Er streichelte Sharu sachte über die Nüstern und begann ihre Ohren, ihr Fell und ihren Schwanz zu untersuchen.

„Bist a Wilde, häh? Wos mochma denn mit Dia?“, murmelte er nachdenklich, während er um die fremde Kuh herumging.

Fast meinte er zu sehen, dass ihm gerade neun Kuhdamen schöne Augen machten.

„Unfuag!“, schalt er sich irritiert, doch die Tiere starrten ihn in der Tag alle mit weit aufgerissenen, braunen Kulleraugen an.

Schließlich – er wusste selbst nicht genau warum – sagte er: „Also guat, nemma Di mit!“

Wie sehr sich Resi, Bella, Maus, Alma, Susi, Berta, Toni, Vroni und Sharu freuten, das konnte Alois nur aus dem plötzlichen Muh-Konzert erahnen. Schmunzelnd drehte er sich wieder ins Tal.“Loas geat’s, die Domen!“

Und so kam es, dass ein Virgentaler Kuhhirte mit neun statt mit acht Kühen den Bergsommer oben im Großbachtal beendete. Dass er fortan eine Heiligkeit zu seiner Herde zählen konnte, das ahnte er natürlich nicht – was Sharu auch ganz lieb und recht war. Sie trottete mit den anderen ins Dörfchen Prägraten hinab und verbrachte einen gemütlichen, wenn auch etwas engen und ungewohnt kalten Winter in Alois’ Stall. Sie beschwerte sich nie.

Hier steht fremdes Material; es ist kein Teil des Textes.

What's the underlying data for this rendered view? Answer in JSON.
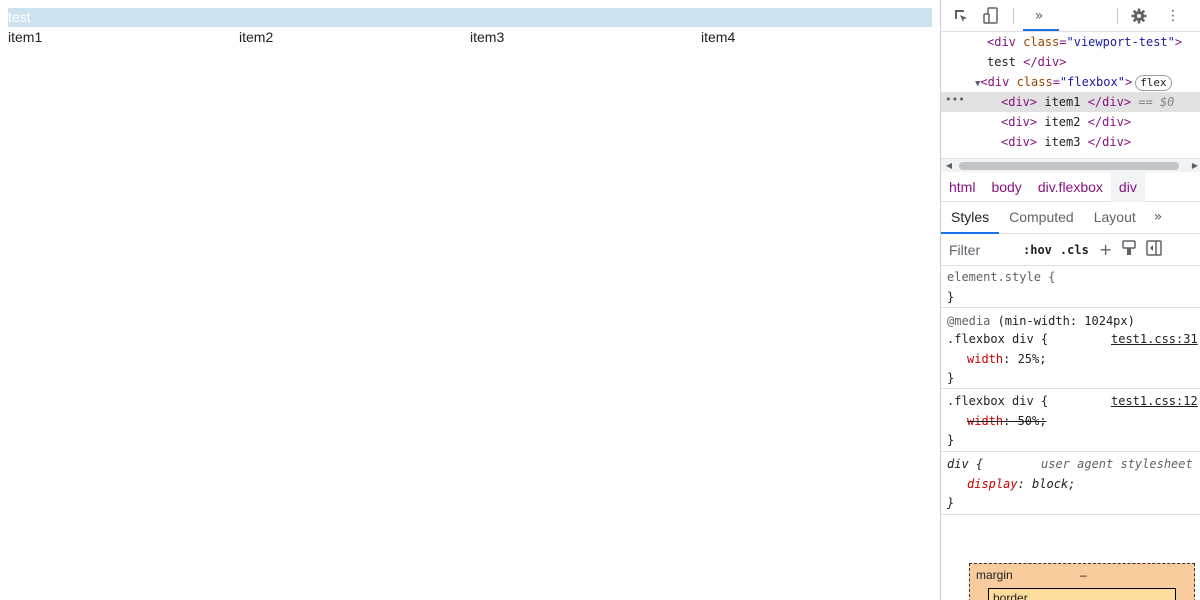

Doch als die Tage im folgenden Jahr wieder länger wurden und der Schnee immer mehr schmolz, konnten sie es alle nicht mehr erwarten, dass es wieder hoch auf die saftigen Bergwiesen ging – zu den stets leicht hysterisch gestimmten Murmeltieren unter einer Sonne, die sich nicht erst durch eine Smogwolke hindurch kämpfen muss.

Zu dem kleinen Paradies, das einer ganz besonderen Kuh ganz besonders viel Glück gebracht hatte.